Market Week : December 16, 2013

The Markets

Domestic equities suffered for a second week as end-of-year profit-taking was joined by renewed Fed tapering concerns in light of a budget agreement in Washington and encouraging retail sales. Meanwhile, bond investors seemed to hold their collective breath in advance of the Fed’s upcoming meeting as the yield on the benchmark 10-year Treasury ended last week where it began.

Market/Index 2012 Close Prior Week As of 12/13 Week Change YTD Change
DJIA 13104.14 16020.20 15755.36 -1.65% 20.23%
Nasdaq 3019.51 4062.52 4000.98 -1.51% 32.50%
S&P 500 1426.19 1805.08 1775.32 -1.65% 24.48%
Russell 2000 849.35 1131.38 1107.05 -2.15% 30.34%
Global Dow 1995.96 2419.90 2379.65 -1.66% 19.22%
Fed. Funds .25% .25% .25% 0 bps 0 bps
10-year Treasuries 1.78% 2.88% 2.88% 0 bps 110 bps

Chart reflects price changes, not total return. Because it does not include dividends or splits, it should not be used to benchmark performance of specific investments.

Last Week’s Headlines

  • A bipartisan budget conference committee reached an agreement that could mean the end of congressional budgetary standoffs for two years. The agreement, which was passed by the House, is scheduled to be taken up by the Senate this week. The legislation tweaks the sequester cuts that went into effect earlier this year and makes modest reductions in the U.S. deficit over the next 10 years.
  • Five regulatory bodies approved adoption of the so-called Volker rule, which is intended to curb certain banking practices that were partly responsible for the 2008 financial crisis. The provisions prohibit proprietary trading by large banks, put limits on market-making and hedging activities, and limit compensation arrangements that encourage the sort of risky trading that led to JPMorgan Chase’s costly 2012 “London Whale” debacle. Banks will have until mid-2015 to comply with the regulations.
  • The Commerce Department said retail sales rose 0.7% in November, putting them 4.7% higher than a year earlier. It was the biggest increase in five months and was led by sales of cars and electronics.
  • Wholesale prices fell 0.1% in November, according to the Bureau of Labor Statistics. That put the annual wholesale inflation rate for the last year at 0.7%.
  • Mary Barra, head of General Motors’ global product development group, was named the company’s chief executive officer.
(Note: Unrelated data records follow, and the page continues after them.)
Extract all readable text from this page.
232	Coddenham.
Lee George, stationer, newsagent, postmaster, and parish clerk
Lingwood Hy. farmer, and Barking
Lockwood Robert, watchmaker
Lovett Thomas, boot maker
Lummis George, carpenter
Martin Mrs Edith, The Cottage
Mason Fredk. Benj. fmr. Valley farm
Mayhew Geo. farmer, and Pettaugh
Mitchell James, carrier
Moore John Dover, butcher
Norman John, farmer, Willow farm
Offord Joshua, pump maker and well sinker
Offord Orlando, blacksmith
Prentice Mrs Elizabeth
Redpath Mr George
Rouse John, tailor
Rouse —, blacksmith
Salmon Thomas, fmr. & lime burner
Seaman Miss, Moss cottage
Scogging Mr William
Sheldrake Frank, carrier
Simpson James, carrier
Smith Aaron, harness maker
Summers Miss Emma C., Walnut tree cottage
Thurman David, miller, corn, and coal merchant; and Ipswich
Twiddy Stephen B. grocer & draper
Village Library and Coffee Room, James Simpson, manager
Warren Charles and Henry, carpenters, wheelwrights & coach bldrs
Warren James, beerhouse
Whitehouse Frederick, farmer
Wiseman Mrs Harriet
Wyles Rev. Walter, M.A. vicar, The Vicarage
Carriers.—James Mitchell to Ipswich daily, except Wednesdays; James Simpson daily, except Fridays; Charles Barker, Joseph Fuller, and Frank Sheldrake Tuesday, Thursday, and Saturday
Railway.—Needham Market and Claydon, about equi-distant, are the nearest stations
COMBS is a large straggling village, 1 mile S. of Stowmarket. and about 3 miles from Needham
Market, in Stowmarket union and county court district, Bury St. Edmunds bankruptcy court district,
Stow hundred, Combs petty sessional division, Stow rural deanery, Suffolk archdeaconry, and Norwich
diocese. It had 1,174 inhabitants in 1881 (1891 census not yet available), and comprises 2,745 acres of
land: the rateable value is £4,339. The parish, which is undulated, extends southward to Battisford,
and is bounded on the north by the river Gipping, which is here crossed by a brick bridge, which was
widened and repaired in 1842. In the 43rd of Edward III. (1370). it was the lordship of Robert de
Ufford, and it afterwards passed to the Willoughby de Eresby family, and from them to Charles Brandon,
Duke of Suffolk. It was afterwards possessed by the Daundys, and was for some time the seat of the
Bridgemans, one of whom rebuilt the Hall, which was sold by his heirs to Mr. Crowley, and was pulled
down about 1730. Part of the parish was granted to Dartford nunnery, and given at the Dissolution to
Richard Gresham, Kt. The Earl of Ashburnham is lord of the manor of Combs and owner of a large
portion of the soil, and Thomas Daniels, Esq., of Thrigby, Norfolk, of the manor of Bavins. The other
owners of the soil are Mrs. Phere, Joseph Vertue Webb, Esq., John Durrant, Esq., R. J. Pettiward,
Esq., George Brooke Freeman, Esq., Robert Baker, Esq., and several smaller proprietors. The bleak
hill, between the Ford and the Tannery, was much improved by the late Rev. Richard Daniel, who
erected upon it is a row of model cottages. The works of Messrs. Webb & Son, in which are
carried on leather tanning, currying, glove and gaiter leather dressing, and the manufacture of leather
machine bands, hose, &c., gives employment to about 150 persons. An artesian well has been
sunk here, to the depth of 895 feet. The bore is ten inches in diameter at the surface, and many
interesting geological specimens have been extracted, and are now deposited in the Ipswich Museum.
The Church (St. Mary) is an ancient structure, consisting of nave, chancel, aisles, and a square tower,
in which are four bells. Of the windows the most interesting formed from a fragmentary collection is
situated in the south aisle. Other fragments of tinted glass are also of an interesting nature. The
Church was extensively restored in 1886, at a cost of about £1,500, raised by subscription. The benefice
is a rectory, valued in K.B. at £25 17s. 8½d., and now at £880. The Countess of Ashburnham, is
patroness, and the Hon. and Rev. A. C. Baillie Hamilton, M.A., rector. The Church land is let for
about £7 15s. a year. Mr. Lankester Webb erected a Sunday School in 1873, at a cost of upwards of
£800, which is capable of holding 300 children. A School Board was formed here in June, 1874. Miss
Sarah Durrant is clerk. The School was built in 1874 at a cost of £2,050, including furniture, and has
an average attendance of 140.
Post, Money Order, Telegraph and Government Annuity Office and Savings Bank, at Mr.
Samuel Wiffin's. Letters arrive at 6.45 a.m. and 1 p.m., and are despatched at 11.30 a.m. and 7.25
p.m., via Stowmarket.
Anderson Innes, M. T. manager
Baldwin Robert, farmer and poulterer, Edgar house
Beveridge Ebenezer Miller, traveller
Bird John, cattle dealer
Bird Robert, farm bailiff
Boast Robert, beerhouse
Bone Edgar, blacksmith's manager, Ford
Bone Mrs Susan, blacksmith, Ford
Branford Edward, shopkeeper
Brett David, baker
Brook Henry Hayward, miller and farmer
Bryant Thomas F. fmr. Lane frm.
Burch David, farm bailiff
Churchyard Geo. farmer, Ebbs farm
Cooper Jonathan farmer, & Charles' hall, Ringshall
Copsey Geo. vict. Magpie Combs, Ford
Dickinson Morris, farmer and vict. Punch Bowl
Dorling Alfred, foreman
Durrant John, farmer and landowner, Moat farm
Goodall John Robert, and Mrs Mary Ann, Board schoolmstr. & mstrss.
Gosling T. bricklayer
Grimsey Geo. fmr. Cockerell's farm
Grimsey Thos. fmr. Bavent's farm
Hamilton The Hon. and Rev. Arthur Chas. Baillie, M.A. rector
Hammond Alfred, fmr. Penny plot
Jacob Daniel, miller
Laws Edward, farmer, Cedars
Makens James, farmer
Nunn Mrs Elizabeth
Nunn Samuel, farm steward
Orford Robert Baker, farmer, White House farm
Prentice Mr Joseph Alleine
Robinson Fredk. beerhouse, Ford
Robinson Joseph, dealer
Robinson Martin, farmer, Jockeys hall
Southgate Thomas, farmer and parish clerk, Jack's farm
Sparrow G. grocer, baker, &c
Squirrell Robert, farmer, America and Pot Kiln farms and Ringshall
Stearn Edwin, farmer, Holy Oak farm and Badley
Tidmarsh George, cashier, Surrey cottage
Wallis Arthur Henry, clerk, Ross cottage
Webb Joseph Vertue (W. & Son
She is the first woman to become CEO of one of the Big Three automakers.

Eye on the Week Ahead

All eyes will once again be on the Fed this week as it meets for the last time this year.

Key dates and data releases: U.S. industrial production, business productivity/costs, international capital flows, Empire State manufacturing survey (12/16); consumer inflation (12/17); Federal Open Market Committee announcement, housing starts (12/18); home resales, Philly Fed manufacturing survey (12/19); quadruple witching options expiration, final Q3 GDP estimate (12/20).

Data sources: All information is based on sources deemed reliable, but no warranty or guarantee is made as to its accuracy or completeness. News items are based on reports from multiple commonly available international news sources (i.e., wire services) and are independently verified when necessary with secondary sources such as government agencies, corporate press releases, or trade organizations. Market data: U.S. Treasury (Treasury yields); WSJ Market Data Center (equities); Federal Reserve Board (Fed Funds target rate); U.S. Energy Information Administration/ Market Data (oil spot price, WTI Cushing, OK); (spot gold, NY close); Oanda/FX Street (currency exchange rates). Neither the information nor any opinion expressed herein constitutes a solicitation for the purchase or sale of any securities, and should not be relied on as financial advice. Past performance is no guarantee of future results.

The Dow Jones Industrial Average (DJIA) is a price-weighted index composed of 30 widely traded blue-chip U.S. common stocks. The S&P 500 is a market-cap weighted index composed of the common stocks of 500 leading companies in leading industries of the U.S. economy. The NASDAQ Composite Index is a market-value weighted index of all common stocks listed on the NASDAQ stock exchange. The Russell 2000 is a market-cap weighted index composed of 2000 U.S. small-cap common stocks. The Global Dow is an equally weighted index of 150 widely traded blue-chip common stocks worldwide. Market indexes listed are unmanaged and are not available for direct investment.